The Gaillard, both in its original and expanded forms, is an enormous intrusion into the City fabric. The original structure was very much a product of its time–an act of urban renewal (several historic homes were torn down and parts of Charleston’s quirky street grid were changed to accommodate it) expressed as a modernist edifice intended to look ahead rather than to the City’s past. While the old Gaillard grew outdated, both aesthetically and functionally, the community’s views of itself and goals for its future evolved; with the new Gaillard the community now chooses to celebrate its past, instead of ignore it.

Faced with expanding an already-too-large building, we found an opportunity to fashion the additions using discrete and articulate massing that breaks the bulk of the building down into pavilions, hyphens, towers, and bays. The massing is then complemented with a layer of detail and ornament that is friendly, meaningful, scale-giving, and inspired by the historic forms of Charleston’s most beloved buildings. No, all of these things won’t make the new Gaillard Center disappear, but they will help this new building to fit within the community and the context of the City of Charleston.
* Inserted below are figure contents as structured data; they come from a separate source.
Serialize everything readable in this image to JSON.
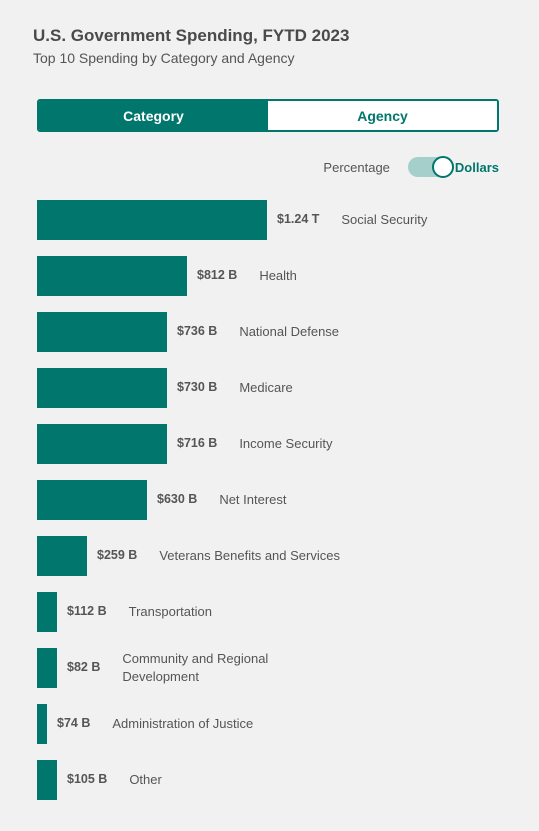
{
  "header": {
    "title": "U.S. Government Spending, FYTD 2023",
    "subtitle": "Top 10 Spending by Category and Agency"
  },
  "tabs": {
    "category": "Category",
    "agency": "Agency"
  },
  "toggle": {
    "left_label": "Percentage",
    "right_label": "Dollars",
    "state": "Dollars"
  },
  "colors": {
    "accent": "#00766c",
    "toggle_track": "#a5cfcb",
    "background": "#f1f1f1"
  },
  "chart_data": {
    "type": "bar",
    "orientation": "horizontal",
    "unit": "USD",
    "categories": [
      "Social Security",
      "Health",
      "National Defense",
      "Medicare",
      "Income Security",
      "Net Interest",
      "Veterans Benefits and Services",
      "Transportation",
      "Community and Regional Development",
      "Administration of Justice",
      "Other"
    ],
    "label_lines": [
      [
        "Social Security"
      ],
      [
        "Health"
      ],
      [
        "National Defense"
      ],
      [
        "Medicare"
      ],
      [
        "Income Security"
      ],
      [
        "Net Interest"
      ],
      [
        "Veterans Benefits and Services"
      ],
      [
        "Transportation"
      ],
      [
        "Community and Regional",
        "Development"
      ],
      [
        "Administration of Justice"
      ],
      [
        "Other"
      ]
    ],
    "values_billions": [
      1240,
      812,
      736,
      730,
      716,
      630,
      259,
      112,
      82,
      74,
      105
    ],
    "value_labels": [
      "$1.24 T",
      "$812 B",
      "$736 B",
      "$730 B",
      "$716 B",
      "$630 B",
      "$259 B",
      "$112 B",
      "$82 B",
      "$74 B",
      "$105 B"
    ]
  }
}
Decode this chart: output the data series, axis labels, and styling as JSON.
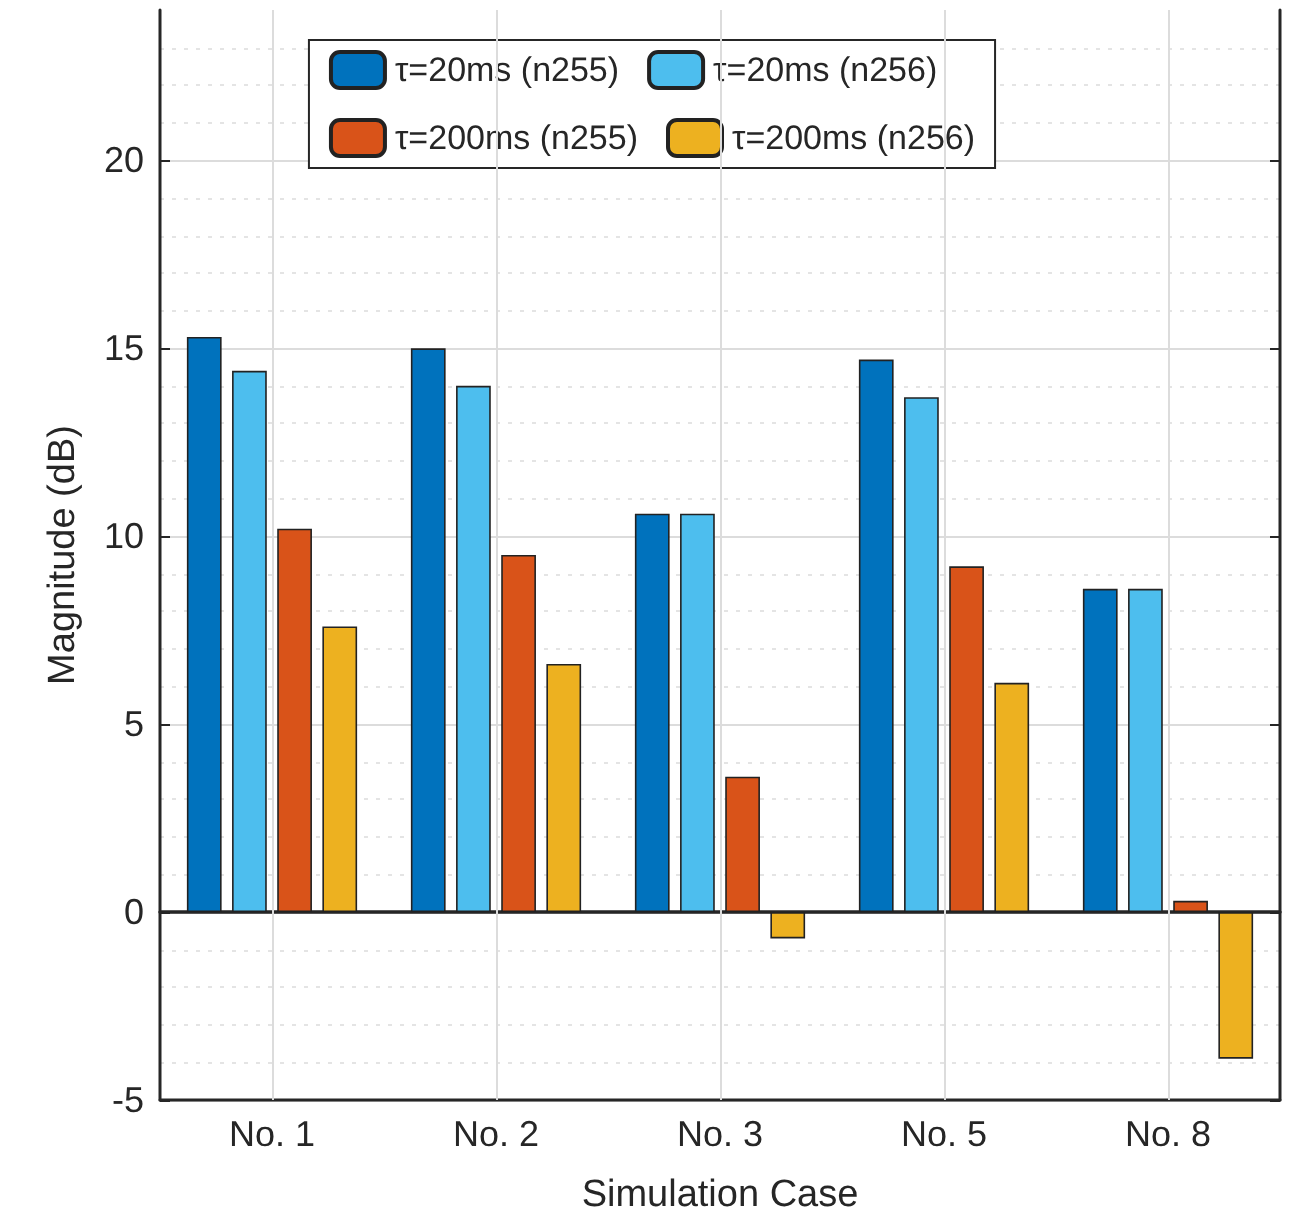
{
  "chart_data": {
    "type": "bar",
    "xlabel": "Simulation Case",
    "ylabel": "Magnitude (dB)",
    "categories": [
      "No. 1",
      "No. 2",
      "No. 3",
      "No. 5",
      "No. 8"
    ],
    "series": [
      {
        "name": "τ=20ms (n255)",
        "color": "#0072bd",
        "values": [
          15.3,
          15.0,
          10.6,
          14.7,
          8.6
        ]
      },
      {
        "name": "τ=20ms (n256)",
        "color": "#4dbeee",
        "values": [
          14.4,
          14.0,
          10.6,
          13.7,
          8.6
        ]
      },
      {
        "name": "τ=200ms (n255)",
        "color": "#d95319",
        "values": [
          10.2,
          9.5,
          3.6,
          9.2,
          0.3
        ]
      },
      {
        "name": "τ=200ms (n256)",
        "color": "#edb120",
        "values": [
          7.6,
          6.6,
          -0.7,
          6.1,
          -3.9
        ]
      }
    ],
    "ylim": [
      -5,
      24
    ],
    "yticks": [
      -5,
      0,
      5,
      10,
      15,
      20
    ],
    "grid": true,
    "legend": "top"
  }
}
The new Gaillard Center in Charleston, South Carolina. Designed by David M. Schwarz Architects, 2010.
The new Gaillard Center in Charleston, South Carolina. Designed by David M. Schwarz Architects.

 

What to do when that larger context either doesn’t exist or isn’t well-defined? Look harder. And, when you look harder and the aspirations and ephemeral context appear to be different from the physical context that is there, you may just have to build it yourself. Designing with this particular attitude towards context does not mean we will arrive at one universally perfect solution every time if we follow this formula. We will, however, most likely be assured of arriving at a building that will be relevant to, embraced and even loved by, the greatest number of people who will see it, visit it, or touch it on any given day. This result, to me, is a major benchmark of success for our projects. Remaining relevant to the communities where I work is very important to me and what keeps me interested and engaged on any given day.